Breadboard. The reusable board students use to build circuits without soldering. Image source: SunFounder Pico 2 W Starter Kit documentation, Components section, © 2026 SunFounder.
Internal connections. Hidden strips connect groups of holes under the plastic. Image source: SunFounder Pico 2 W Starter Kit documentation, Components section, © 2026 SunFounder.

What it is

A solderless breadboard is a reusable prototyping board. The holes are not all separate: hidden metal strips connect groups of holes so parts and wires can share the same electrical node.

How students use it

Students use it as the workbench for almost every first circuit. Put the Pico beside or across the breadboard, add parts into the rows, and use jumper wires to connect power, ground, and signals without soldering.

Pins and power

Breadboard holes are grouped internally; the exact row/rail pattern depends on the board.

Passive part. It carries whatever low-voltage rails and signals you wire into it.

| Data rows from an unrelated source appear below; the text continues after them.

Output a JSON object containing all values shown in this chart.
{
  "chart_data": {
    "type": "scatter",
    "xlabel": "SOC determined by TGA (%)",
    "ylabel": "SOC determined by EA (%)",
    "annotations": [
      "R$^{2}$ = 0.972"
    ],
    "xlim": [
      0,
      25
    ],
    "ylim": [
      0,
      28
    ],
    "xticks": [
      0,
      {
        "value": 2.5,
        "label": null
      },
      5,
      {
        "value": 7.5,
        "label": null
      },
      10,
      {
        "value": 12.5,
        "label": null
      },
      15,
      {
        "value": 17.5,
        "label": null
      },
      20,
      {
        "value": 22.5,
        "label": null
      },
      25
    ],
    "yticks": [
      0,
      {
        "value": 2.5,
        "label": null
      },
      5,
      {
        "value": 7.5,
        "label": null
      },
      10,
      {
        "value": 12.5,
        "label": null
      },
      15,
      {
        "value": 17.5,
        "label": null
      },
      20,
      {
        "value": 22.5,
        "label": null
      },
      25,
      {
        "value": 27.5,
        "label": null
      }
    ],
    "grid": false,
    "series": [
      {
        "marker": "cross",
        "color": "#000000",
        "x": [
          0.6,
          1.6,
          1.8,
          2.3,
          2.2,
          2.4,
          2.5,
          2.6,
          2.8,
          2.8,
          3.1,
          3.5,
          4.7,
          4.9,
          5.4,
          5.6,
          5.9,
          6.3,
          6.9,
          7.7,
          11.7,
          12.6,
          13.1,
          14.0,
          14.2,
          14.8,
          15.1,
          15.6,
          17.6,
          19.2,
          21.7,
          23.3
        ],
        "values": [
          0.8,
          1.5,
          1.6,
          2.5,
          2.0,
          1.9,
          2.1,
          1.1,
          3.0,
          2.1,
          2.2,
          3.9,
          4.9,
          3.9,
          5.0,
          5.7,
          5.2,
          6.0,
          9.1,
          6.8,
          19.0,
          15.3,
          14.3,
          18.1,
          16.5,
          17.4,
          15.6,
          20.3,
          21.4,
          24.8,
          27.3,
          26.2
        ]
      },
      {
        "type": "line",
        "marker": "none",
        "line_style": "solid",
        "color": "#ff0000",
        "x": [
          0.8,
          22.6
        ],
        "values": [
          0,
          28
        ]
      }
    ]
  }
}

On a common solderless breadboard, each five-hole row on either side of the center gap is connected internally. The long side rails are usually used for power and ground, but some rails are split in the middle. Always verify rail continuity before trusting a long rail.

Voltage and safety

The breadboard does not make a circuit safer by itself. Pico GPIO still needs 3.3V-safe signals.

Power off before moving wires. Keep metal legs from touching across rows by accident.

Common mistakes

Forgetting the center gap, using a split power rail as if it were continuous, putting both legs of a component in the same connected row, and trusting wire colors instead of tracing the actual path.